Previously we discussed the best use case scenarios for some common chart types, such as the bar, line, and pie chart. This time we are going to discuss the best time to use for two of the more advanced and less common chart types: maps and scatter plots.
When you have any kind of location data, whether it’s your members’ location, event location, or customer location, your best option will be to display your data on a map. It is the most intuitive and visually compelling way to look at geographic information.
When to use it:
- To look at geocoded data
- To compare trends across geographic areas
Make it shine:
- Add color shading to your locations for more of an impact. Using color on your map will allow your eyes to quickly see the difference in sales between states, for example, in Virginia versus Colorado.
- Use your map as a filter for other visualizations. If you combine your map with other charts on a dashboard, when you click on a particular state/country, you will be able to see how location affects your different business drivers.
- Use a dual axis map. Let’s say you want to see how sales and profit differ by location. Start with a filled map showing sales, then then overlay that with a bubble chart showing profit. Now you can see how both measures differ by state and region.
Figure 1: Total membership sales is shown by the blue shading on each state. The profit is shown by the color and size of the bubble on each state. You can see that for some states, they have a high number of membership sales and profit, like California, Texas, and Illinois. Also some states managed to have a high profit with less membership sales, such as Oregon and Washington.
- Scatter Plot
Looking to dig a little deeper into some data and try to find relationships between data, such as membership and event attendance? Scatter plots are an effective way to give you a sense of trends, concentrations and outliers that will direct you to where you want to focus your investigation efforts further.
When to use it:
- Investigate relationships between different data.
Make it shine:
- Use the analytics tabs. The analytics tab allows you to add trend lines or average lines to your scatter plot. They can help you determine if there is any correlation among your data.

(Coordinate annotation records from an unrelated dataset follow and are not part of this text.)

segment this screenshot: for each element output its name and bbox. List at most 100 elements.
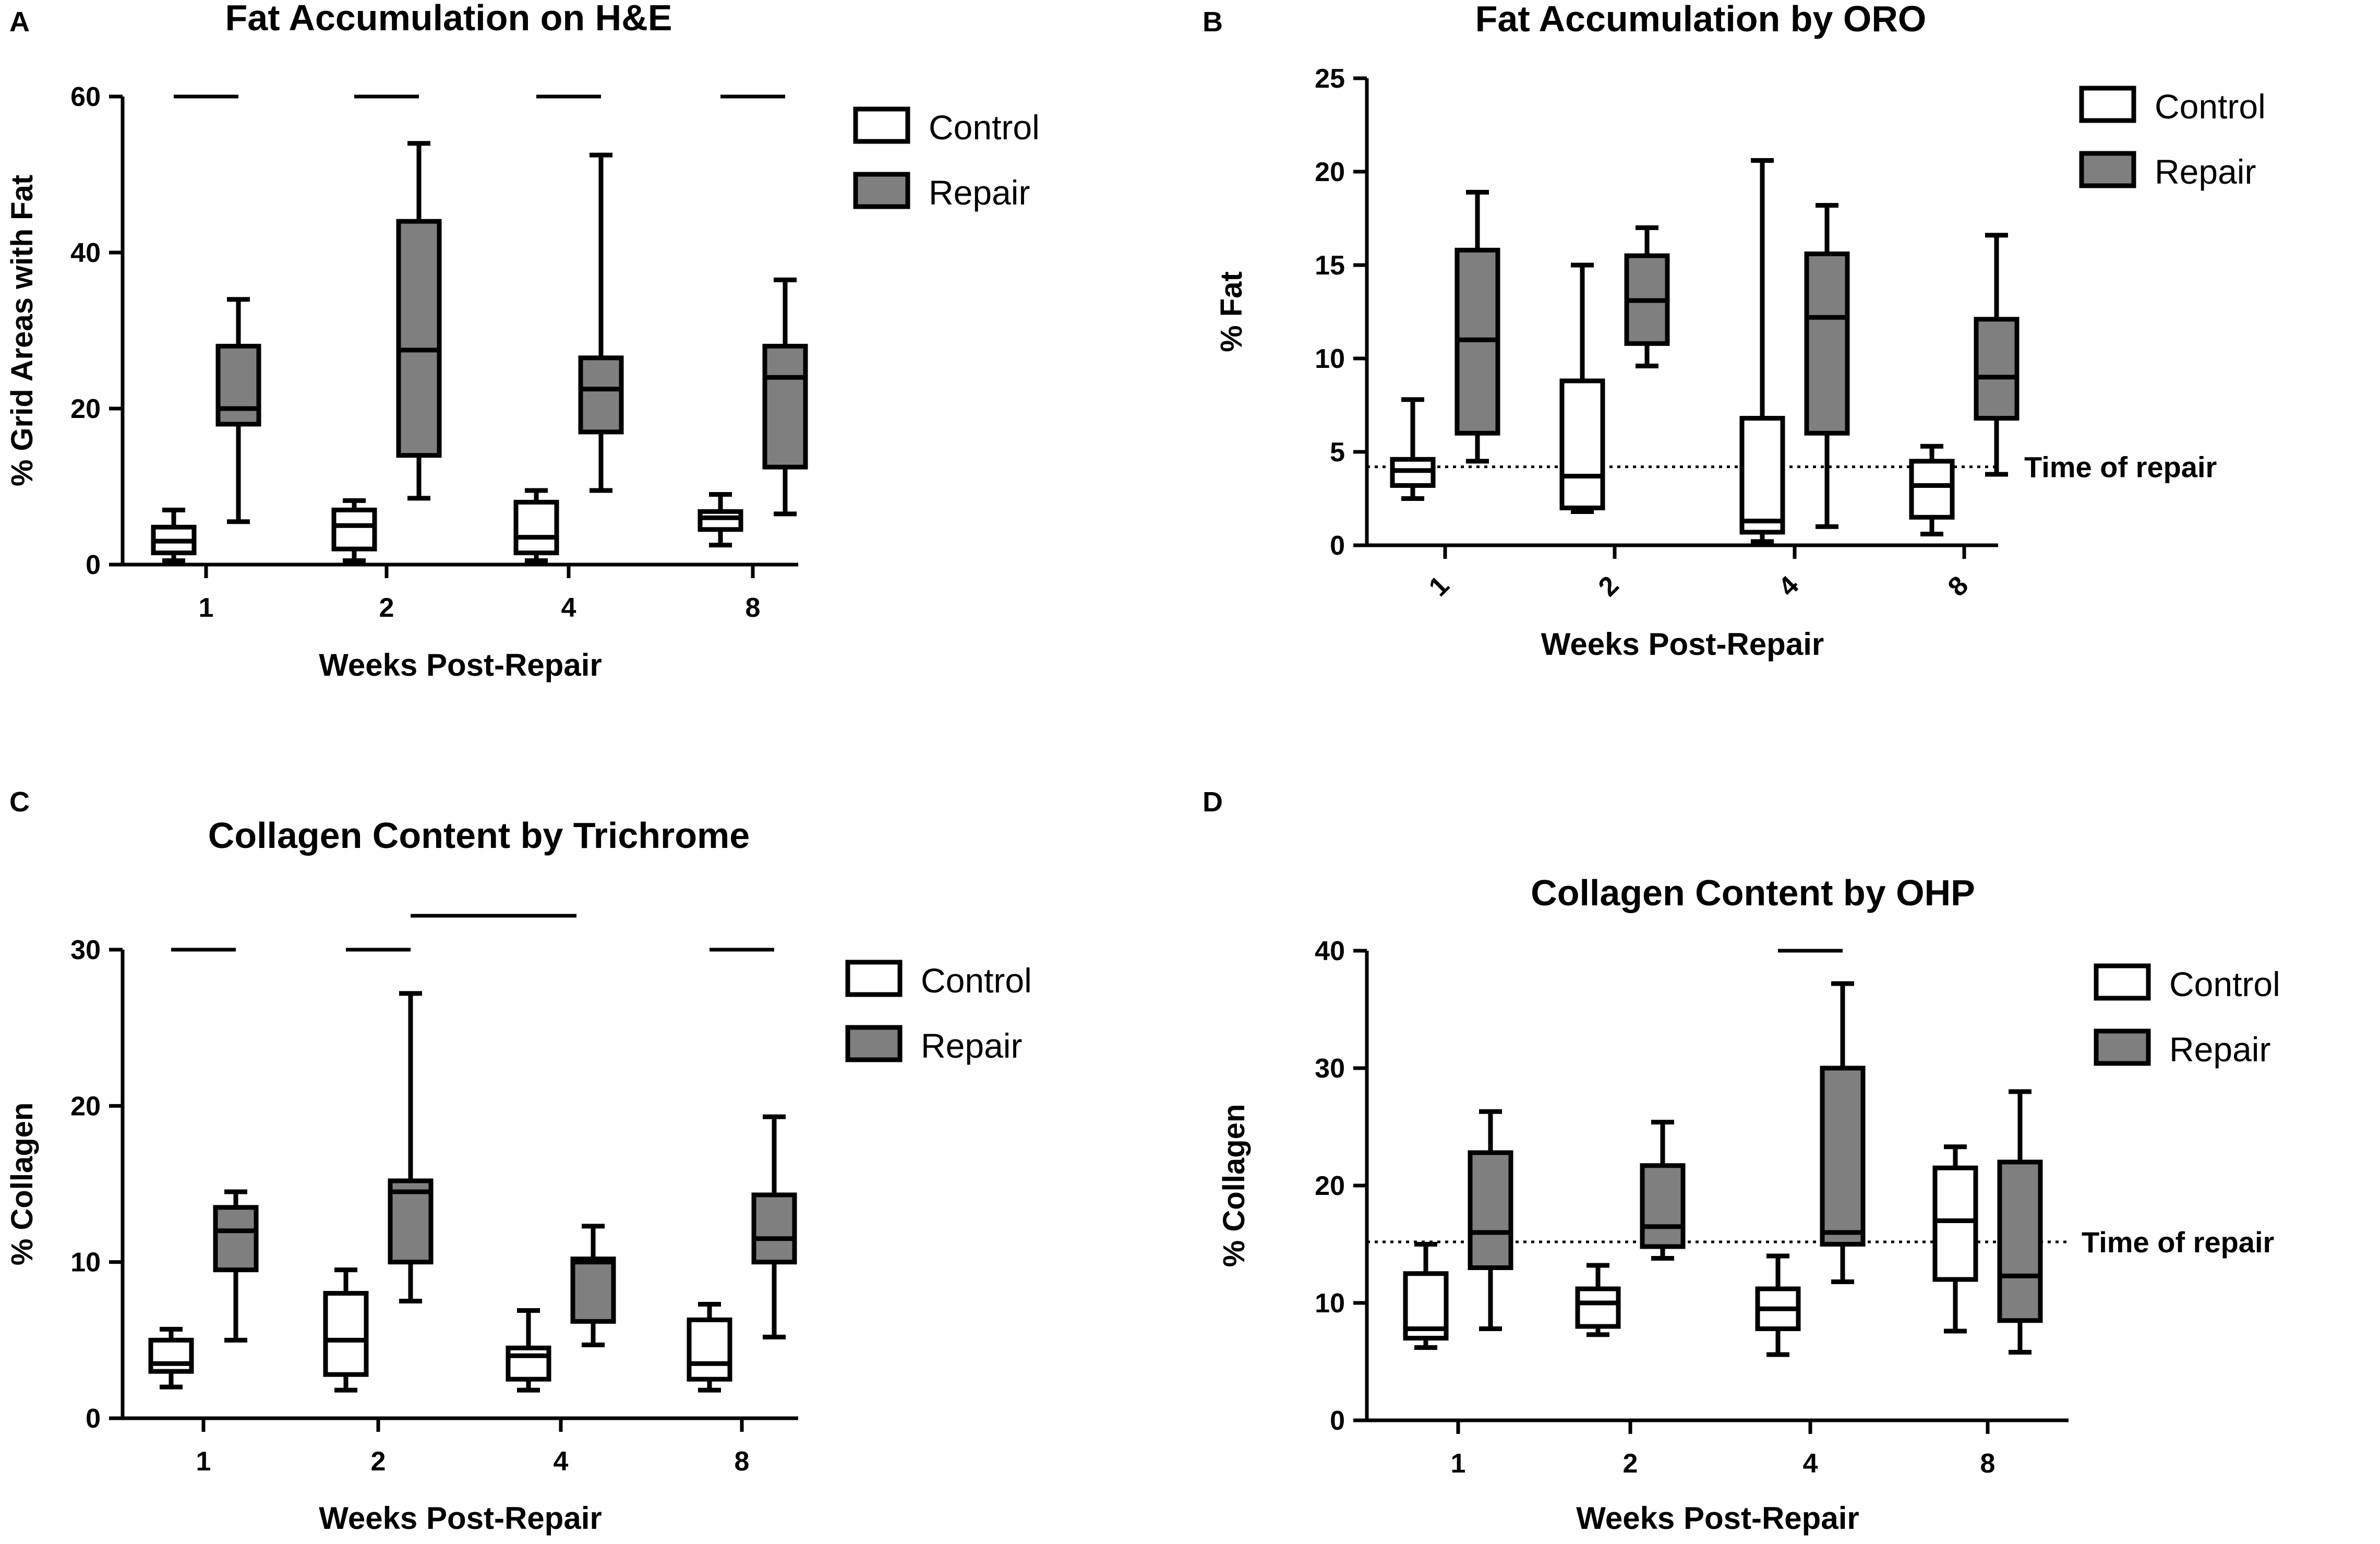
repair-box-week-1	[1468, 1150, 1513, 1270]
y-tick-label: 0	[86, 550, 101, 580]
legend-label-repair: Repair	[2169, 1030, 2270, 1069]
x-axis-label: Weeks Post-Repair	[319, 648, 602, 683]
x-tick-label: 1	[199, 593, 214, 623]
panel-letter-c: C	[9, 786, 30, 818]
legend-swatch-control	[2094, 963, 2151, 1001]
x-tick-label: 1	[1423, 570, 1455, 602]
control-box-week-4	[513, 499, 559, 556]
legend-swatch-control	[2079, 86, 2136, 123]
y-tick-label: 40	[1315, 936, 1345, 966]
y-tick-label: 20	[70, 394, 101, 424]
y-tick-label: 25	[1315, 64, 1345, 94]
x-axis-label: Weeks Post-Repair	[1541, 627, 1824, 662]
y-tick-label: 0	[86, 1404, 101, 1434]
repair-box-week-8	[1997, 1159, 2043, 1323]
legend-label-control: Control	[2155, 87, 2266, 126]
repair-box-week-4	[570, 1256, 616, 1324]
control-box-week-2	[1575, 1286, 1621, 1329]
chart-title: Collagen Content by OHP	[1531, 872, 1975, 913]
y-tick-label: 60	[70, 82, 101, 112]
y-tick-label: 0	[1330, 531, 1345, 561]
control-box-week-8	[1932, 1165, 1978, 1282]
chart-panel-d: Collagen Content by OHP 0 10 20 30 40 1 2 4 8 % Co…	[1217, 872, 2280, 1536]
repair-box-week-2	[396, 219, 442, 458]
chart-title: Fat Accumulation by ORO	[1475, 0, 1927, 39]
repair-box-week-4	[578, 355, 624, 435]
control-box-week-8	[687, 1317, 732, 1382]
panel-letter-b: B	[1203, 6, 1223, 38]
legend-swatch-control	[853, 106, 910, 144]
panel-letter-d: D	[1203, 786, 1223, 818]
chart-panel-c: Collagen Content by Trichrome 0 10 20 30 1 2 4 8…	[5, 815, 1032, 1536]
x-tick-label: 2	[371, 1446, 386, 1477]
y-tick-label: 30	[1315, 1054, 1345, 1084]
legend-label-repair: Repair	[921, 1026, 1022, 1065]
repair-box-week-2	[388, 1178, 434, 1265]
x-tick-label: 4	[561, 593, 576, 623]
control-box-week-8	[698, 509, 743, 532]
control-box-week-2	[323, 1291, 369, 1377]
chart-panel-a: Fat Accumulation on H&E 0 20 40 60 1 2 4 8 % Grid…	[5, 0, 1040, 683]
legend-swatch-repair	[853, 172, 910, 209]
chart-title: Fat Accumulation on H&E	[225, 0, 672, 38]
y-tick-label: 10	[70, 1248, 101, 1278]
y-tick-label: 20	[1315, 1171, 1345, 1201]
legend-swatch-repair	[2079, 151, 2136, 188]
x-tick-label: 1	[1451, 1449, 1466, 1479]
chart-panel-b: Fat Accumulation by ORO 0 5 10 15 20 25 1 2 4 8 % F…	[1215, 0, 2266, 662]
reference-line-label: Time of repair	[2082, 1226, 2274, 1259]
x-tick-label: 2	[1623, 1449, 1638, 1479]
x-tick-label: 8	[1980, 1449, 1996, 1479]
repair-box-week-8	[762, 343, 808, 470]
x-tick-label: 4	[1803, 1449, 1818, 1479]
legend-label-control: Control	[2169, 965, 2280, 1003]
y-axis-label: % Fat	[1215, 271, 1248, 352]
repair-box-week-4	[1804, 252, 1850, 436]
y-tick-label: 5	[1330, 437, 1345, 468]
x-tick-label: 4	[1773, 570, 1805, 603]
x-tick-label: 8	[1942, 570, 1974, 602]
y-tick-label: 20	[1315, 157, 1345, 187]
x-tick-label: 8	[746, 593, 761, 623]
control-box-week-1	[148, 1337, 194, 1374]
x-axis-label: Weeks Post-Repair	[1576, 1501, 1859, 1536]
x-axis-label: Weeks Post-Repair	[319, 1501, 602, 1536]
y-tick-label: 15	[1315, 250, 1345, 281]
chart-title: Collagen Content by Trichrome	[208, 815, 750, 856]
legend-label-repair: Repair	[929, 173, 1030, 212]
x-tick-label: 1	[196, 1446, 211, 1477]
y-tick-label: 10	[1315, 1288, 1345, 1319]
repair-box-week-4	[1820, 1066, 1866, 1247]
control-box-week-2	[1559, 378, 1605, 510]
y-tick-label: 30	[70, 935, 101, 965]
control-box-week-4	[506, 1345, 551, 1382]
panel-letter-a: A	[9, 6, 30, 38]
legend-swatch-repair	[845, 1025, 903, 1062]
y-tick-label: 0	[1330, 1406, 1345, 1436]
x-tick-label: 2	[379, 593, 394, 623]
reference-line-label: Time of repair	[2024, 451, 2217, 484]
repair-box-week-8	[751, 1192, 797, 1265]
legend-swatch-control	[845, 960, 903, 997]
y-axis-label: % Collagen	[5, 1103, 39, 1266]
repair-box-week-2	[1640, 1163, 1686, 1249]
control-box-week-8	[1909, 459, 1955, 520]
repair-box-week-1	[213, 1205, 259, 1273]
repair-box-week-1	[215, 343, 261, 427]
x-tick-label: 8	[735, 1446, 750, 1477]
repair-box-week-8	[1974, 317, 2020, 421]
y-axis-label: % Collagen	[1217, 1104, 1251, 1267]
control-box-week-4	[1739, 416, 1785, 535]
legend-label-control: Control	[929, 108, 1040, 147]
y-axis-label: % Grid Areas with Fat	[5, 175, 39, 486]
y-tick-label: 20	[70, 1091, 101, 1121]
x-tick-label: 2	[1593, 570, 1625, 602]
y-tick-label: 10	[1315, 344, 1345, 374]
legend-label-control: Control	[921, 961, 1032, 1000]
y-tick-label: 40	[70, 238, 101, 268]
legend-label-repair: Repair	[2155, 152, 2256, 191]
legend-swatch-repair	[2094, 1028, 2151, 1066]
control-box-week-2	[331, 507, 377, 552]
x-tick-label: 4	[554, 1446, 569, 1477]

- Incorporate filters. Adding filters to your scatter plots allows you to drill down into different views and details quickly to identify patterns in your data.
Figure 2: The x-axis shows the totals profit and the y-axis shows the total sales for events. Each shape represents a different age range and each color represents the year of the event. Scatter plots are particularly useful in identifying clusters (similar performance) and outliers (significantly above or below average performance). By adding average lines, we can see many events perform below average while some events and age bins perform significantly higher than the average. For example, ages 50-59 in 2014 (the gray asterisk) had a high number of sales and a higher than average profit. In 2010, several age ranges returned more than 75% profit. The Events and marketing teams can now further investigate the reasons for these exceptional cases for ideas and actions to increase performance across all events.
In the upcoming blogs in this series, we’ll continue to review even more specialized chart types that can be extremely powerful in conveying the story your data is telling. Examples include histogram, text table, heat map, highlight table, bubble chart and treemap.